L'aprèm de notre arrivée on s'est un peu baignés, mais c'était plutôt compliqué. La plage de D'Lagoon est jonchée de coraux morts. Ça pique les pieds et ça aide pas à garder l'équilibre !
On s'est quand-même mis à l'eau pour tester la température : par-faite ! Mais je dois avouer que j'ai commencé à paniquer un peu. On n'avait pas encore loué les masques et les tubas, donc impossible de se faire une idée nette de ce qu'il y a au sol, et on voyait depuis la surface qu'un peu partout gisaient, comme de très grosses limaces endormies, des concombres de mer géants (qu'on appelle aussi, selon la légendaire finesse marseillaise, des "viers de mer").
Bref, pas comme un poisson dans l'eau du tout. Unai était à l'aise, il avait déjà fait de la plongée en plus.
Mais hier j'ai décidé de prendre ma revanche. On a loué l'équipement pour le snorkeling (10 ringgits pour toute la journée, jusqu'à 19h, super !), et on est allés sur une autre plage, Turtle beach. Et là, woaw ! Des poissons partout, alors que l'eau nous arrive à peine au dessus des chevilles.
On a nagé jusqu'à ce que nos estomacs crient famine.
Je ne saurais pas dire le nom de tous les poissons qu'on a pu voir, mais entre autres, il y avait... des poissons-clown (cousins du célèbre Némo), qui semblaient montés sur des ressorts qui les faisaient sautiller entre les anémones dansantes ; des poissons-perroquet ; des poissons-papillon (mais en noir et blanc) ; des coquillages géants, des tas de coraux différents, des gobies qui ressemblaient à des cailloux, et, et, la star de toutes les stars : un requin de récif !!
Après avoir mangé, on a glandouillé à table en jouant un peu aux cartes, puis on a remis masques et tubas pour aller snorkeler sur notre plage.
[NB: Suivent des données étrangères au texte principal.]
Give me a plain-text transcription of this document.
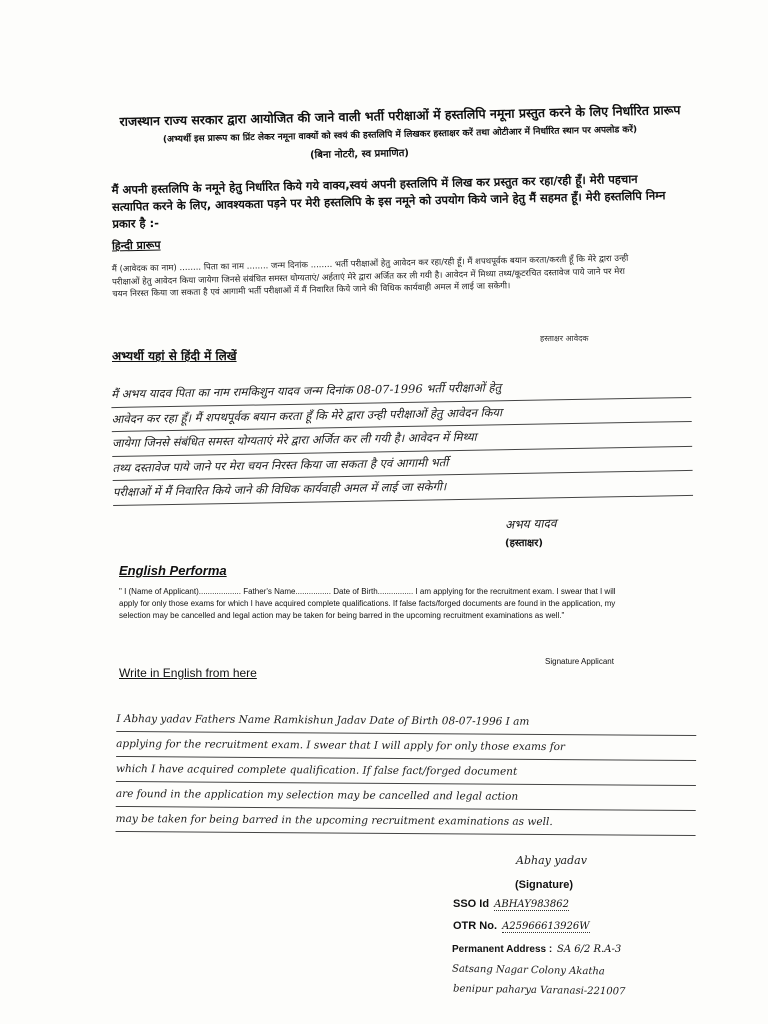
राजस्थान राज्य सरकार द्वारा आयोजित की जाने वाली भर्ती परीक्षाओं में हस्तलिपि नमूना प्रस्तुत करने के लिए निर्धारित प्रारूप
(अभ्यर्थी इस प्रारूप का प्रिंट लेकर नमूना वाक्यों को स्वयं की हस्तलिपि में लिखकर हस्ताक्षर करें तथा ओटीआर में निर्धारित स्थान पर अपलोड करें)
(बिना नोटरी, स्व प्रमाणित)
मैं अपनी हस्तलिपि के नमूने हेतु निर्धारित किये गये वाक्य,स्वयं अपनी हस्तलिपि में लिख कर प्रस्तुत कर रहा/रही हूँ। मेरी पहचान सत्यापित करने के लिए, आवश्यकता पड़ने पर मेरी हस्तलिपि के इस नमूने को उपयोग किये जाने हेतु मैं सहमत हूँ। मेरी हस्तलिपि निम्न प्रकार है :-
हिन्दी प्रारूप
मैं (आवेदक का नाम) ........ पिता का नाम ........ जन्म दिनांक ........ भर्ती परीक्षाओं हेतु आवेदन कर रहा/रही हूँ। मैं शपथपूर्वक बयान करता/करती हूँ कि मेरे द्वारा उन्ही परीक्षाओं हेतु आवेदन किया जायेगा जिनसे संबंधित समस्त योग्यताएं/ अर्हताएं मेरे द्वारा अर्जित कर ली गयी है। आवेदन में मिथ्या तथ्य/कूटरचित दस्तावेज पाये जाने पर मेरा चयन निरस्त किया जा सकता है एवं आगामी भर्ती परीक्षाओं में मैं निवारित किये जाने की विधिक कार्यवाही अमल में लाई जा सकेगी।
हस्ताक्षर आवेदक
अभ्यर्थी यहां से हिंदी में लिखें
मैं अभय यादव पिता का नाम रामकिशुन यादव जन्म दिनांक 08-07-1996 भर्ती परीक्षाओं हेतु
आवेदन कर रहा हूँ। मैं शपथपूर्वक बयान करता हूँ कि मेरे द्वारा उन्ही परीक्षाओं हेतु आवेदन किया
जायेगा जिनसे संबंधित समस्त योग्यताएं मेरे द्वारा अर्जित कर ली गयी है। आवेदन में मिथ्या
तथ्य दस्तावेज पाये जाने पर मेरा चयन निरस्त किया जा सकता है एवं आगामी भर्ती
परीक्षाओं में मैं निवारित किये जाने की विधिक कार्यवाही अमल में लाई जा सकेगी।
अभय यादव
(हस्ताक्षर)
English Performa
" I (Name of Applicant)................... Father's Name................ Date of Birth................ I am applying for the recruitment exam. I swear that I will apply for only those exams for which I have acquired complete qualifications. If false facts/forged documents are found in the application, my selection may be cancelled and legal action may be taken for being barred in the upcoming recruitment examinations as well."
Signature Applicant
Write in English from here
I Abhay yadav Fathers Name Ramkishun Jadav Date of Birth 08-07-1996 I am
applying for the recruitment exam. I swear that I will apply for only those exams for
which I have acquired complete qualification. If false fact/forged document
are found in the application my selection may be cancelled and legal action
may be taken for being barred in the upcoming recruitment examinations as well.
Abhay yadav
(Signature)
SSO Id ABHAY983862
OTR No. A25966613926W
Permanent Address : SA 6/2 R.A-3
Satsang Nagar Colony Akatha
benipur paharya Varanasi-221007
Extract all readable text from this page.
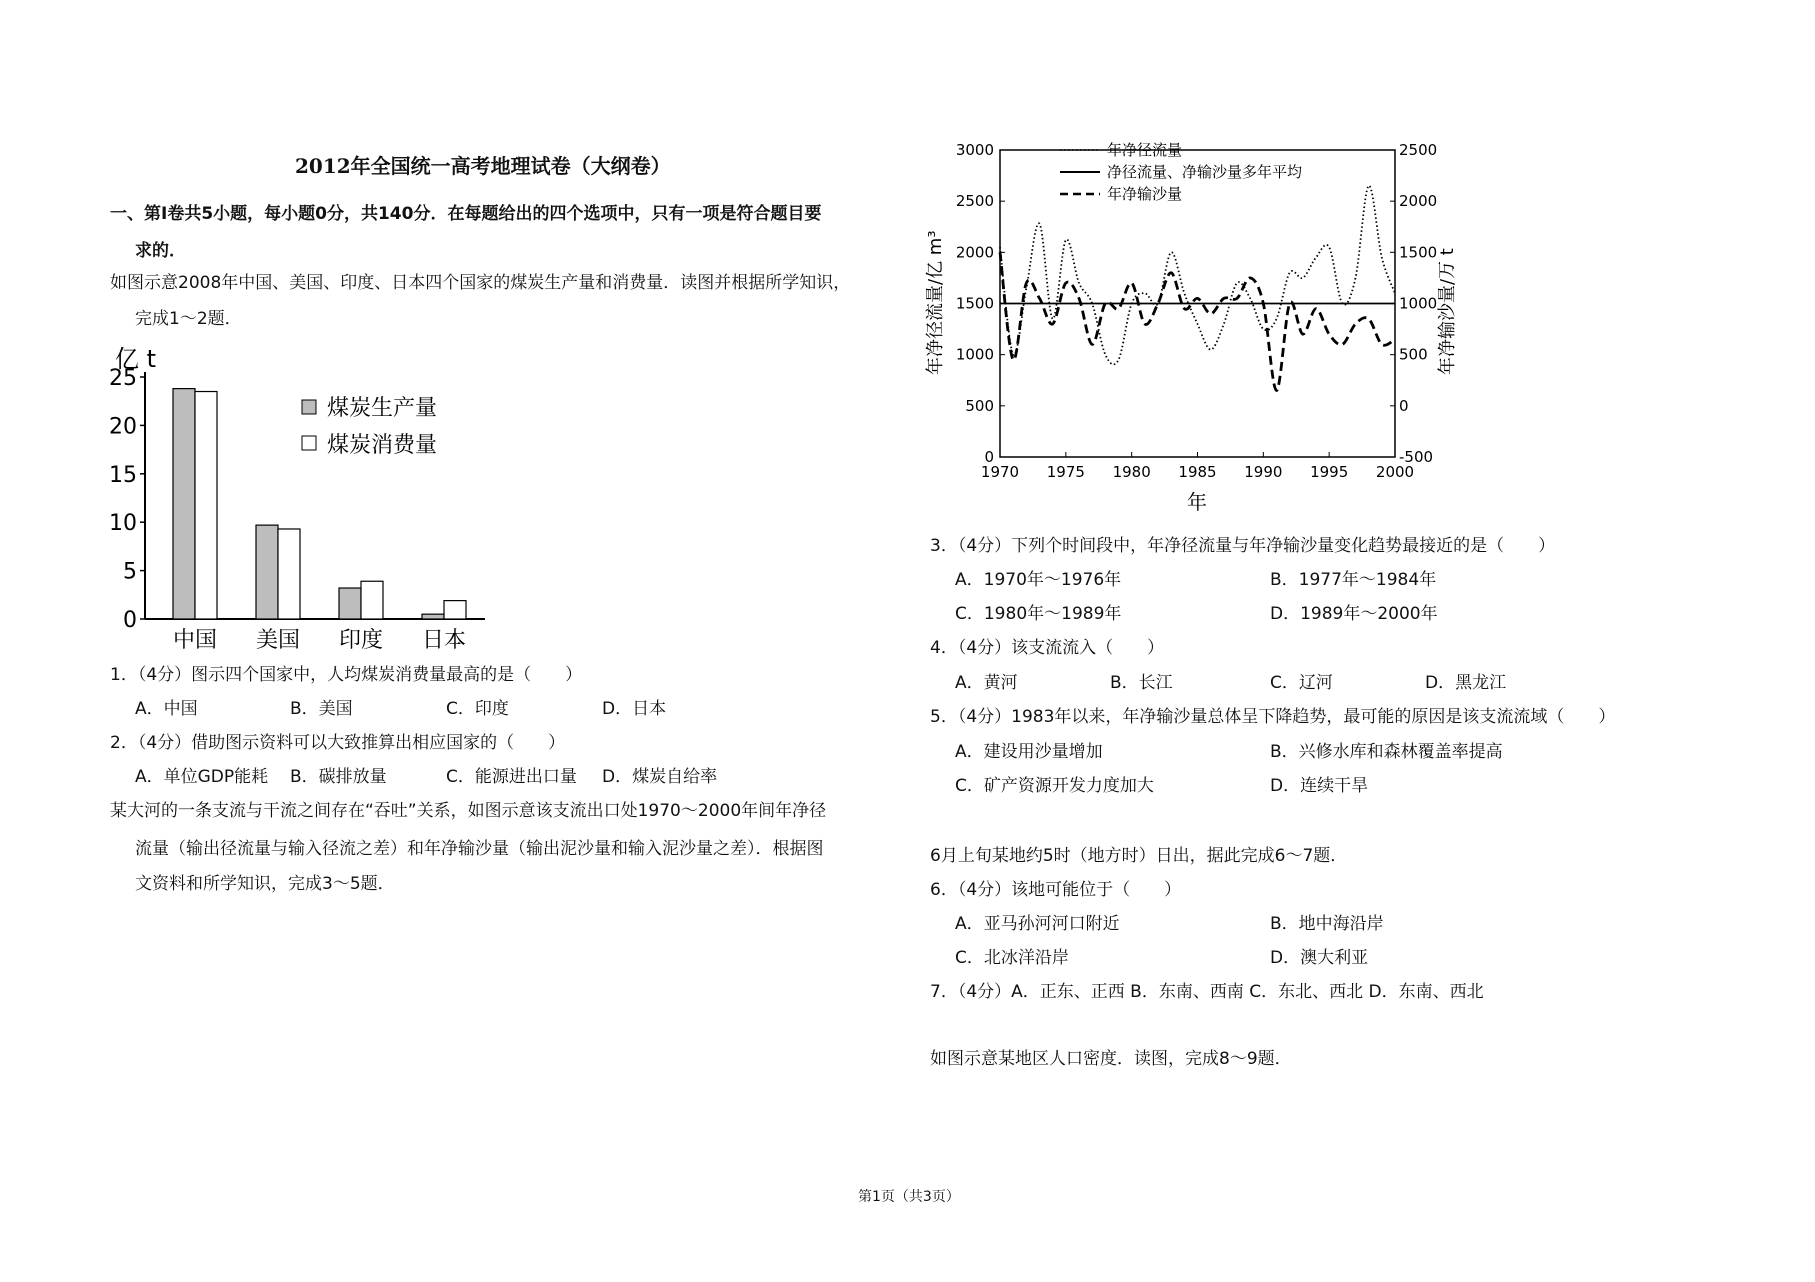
2012年全国统一高考地理试卷（大纲卷）
一、第Ⅰ卷共5小题，每小题0分，共140分．在每题给出的四个选项中，只有一项是符合题目要
求的．
如图示意2008年中国、美国、印度、日本四个国家的煤炭生产量和消费量．读图并根据所学知识，
完成1～2题．
亿 t
25
20
15
10
5
0
中国 美国 印度 日本
煤炭生产量
煤炭消费量
1．（4分）图示四个国家中，人均煤炭消费量最高的是（　　）
A．中国	B．美国	C．印度	D．日本
2．（4分）借助图示资料可以大致推算出相应国家的（　　）
A．单位GDP能耗 B．碳排放量	C．能源进出口量 D．煤炭自给率
某大河的一条支流与干流之间存在“吞吐”关系，如图示意该支流出口处1970～2000年间年净径
流量（输出径流量与输入径流之差）和年净输沙量（输出泥沙量和输入泥沙量之差）．根据图
文资料和所学知识，完成3～5题．
3000
2500
2000
1500
1000
500
0
2500
2000
1500
1000
500
0
-500
1970 1975 1980 1985 1990 1995 2000
年净径流量
净径流量、净输沙量多年平均
年净输沙量
年净径流量/亿 m³	年净输沙量/万 t
年
3．（4分）下列个时间段中，年净径流量与年净输沙量变化趋势最接近的是（　　）
A．1970年～1976年	B．1977年～1984年
C．1980年～1989年	D．1989年～2000年
4．（4分）该支流流入（　　）
A．黄河	B．长江	C．辽河	D．黑龙江
5．（4分）1983年以来，年净输沙量总体呈下降趋势，最可能的原因是该支流流域（　　）
A．建设用沙量增加	B．兴修水库和森林覆盖率提高
C．矿产资源开发力度加大	D．连续干旱
6月上旬某地约5时（地方时）日出，据此完成6～7题．
6．（4分）该地可能位于（　　）
A．亚马孙河河口附近	B．地中海沿岸
C．北冰洋沿岸	D．澳大利亚
7．（4分）A．正东、正西 B．东南、西南 C．东北、西北 D．东南、西北
如图示意某地区人口密度．读图，完成8～9题．
第1页（共3页）
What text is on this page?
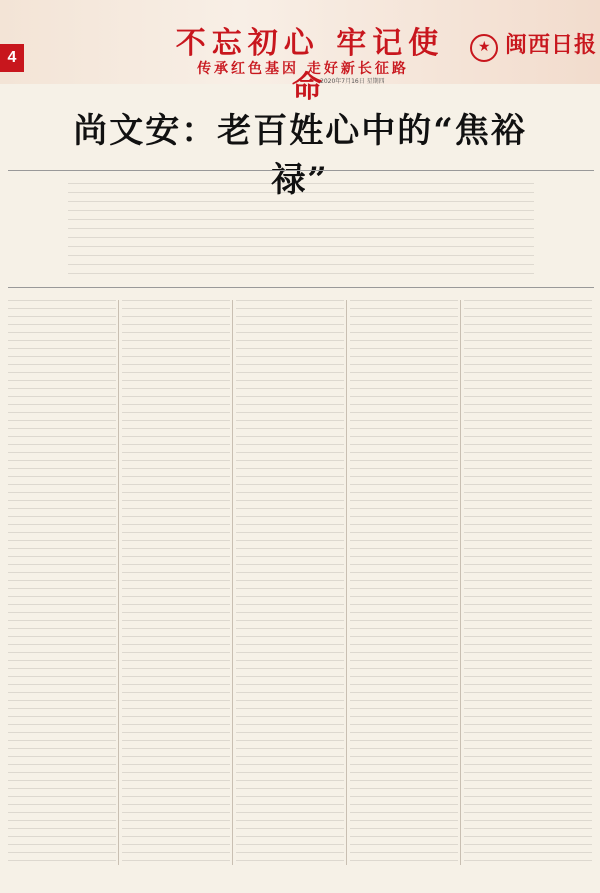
4	不忘初心 牢记使命
传承红色基因 走好新长征路
★
闽西日报
2020年7月16日 星期四
尚文安：老百姓心中的“焦裕禄”
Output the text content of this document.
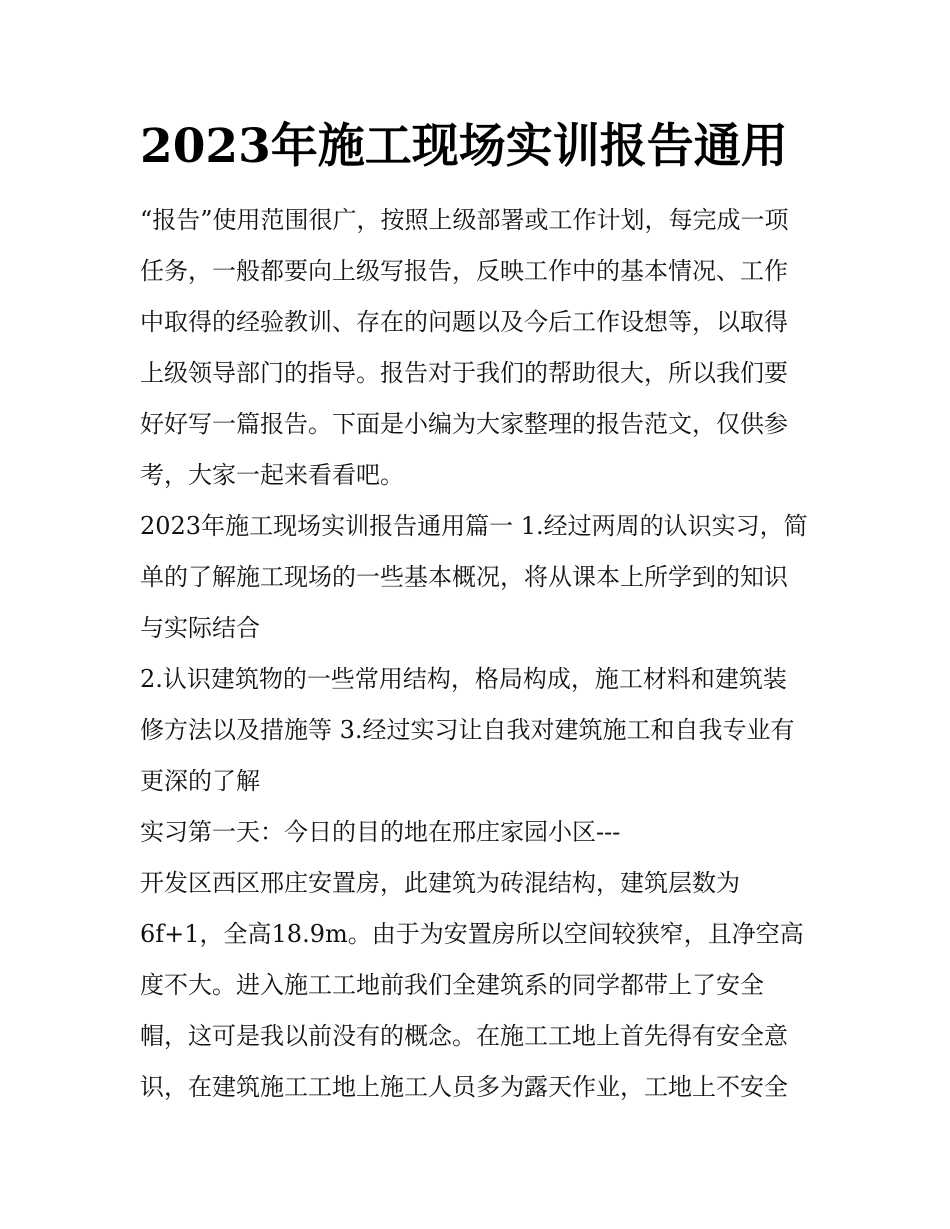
2023年施工现场实训报告通用
“报告”使用范围很广，按照上级部署或工作计划，每完成一项
任务，一般都要向上级写报告，反映工作中的基本情况、工作
中取得的经验教训、存在的问题以及今后工作设想等，以取得
上级领导部门的指导。报告对于我们的帮助很大，所以我们要
好好写一篇报告。下面是小编为大家整理的报告范文，仅供参
考，大家一起来看看吧。
2023年施工现场实训报告通用篇一 1.经过两周的认识实习，简
单的了解施工现场的一些基本概况，将从课本上所学到的知识
与实际结合
2.认识建筑物的一些常用结构，格局构成，施工材料和建筑装
修方法以及措施等 3.经过实习让自我对建筑施工和自我专业有
更深的了解
实习第一天：今日的目的地在邢庄家园小区---
开发区西区邢庄安置房，此建筑为砖混结构，建筑层数为
6f+1，全高18.9m。由于为安置房所以空间较狭窄，且净空高
度不大。进入施工工地前我们全建筑系的同学都带上了安全
帽，这可是我以前没有的概念。在施工工地上首先得有安全意
识，在建筑施工工地上施工人员多为露天作业，工地上不安全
Magnifique aussi, mais à nouveau je n'étais pas trop rassurée. La profondeur peut-être, ou le fait de pas trop pouvoir poser mes pieds au sol à cause de ces satanées limaces. La marée avait trop baissé pour pouvoir être à l'aise près du bord, où en plus des poissons n'arrêtaient pas de nous mordiller, à peine avait-on un orteil faisant mine de s'appuyer par terre.
On a donc fini par sortir, et assis les fesses sur des bouts de corail d'un blanc impeccable, on contemplait la silhouette de l'île d'en face, qui s'effaçait derrière le haze.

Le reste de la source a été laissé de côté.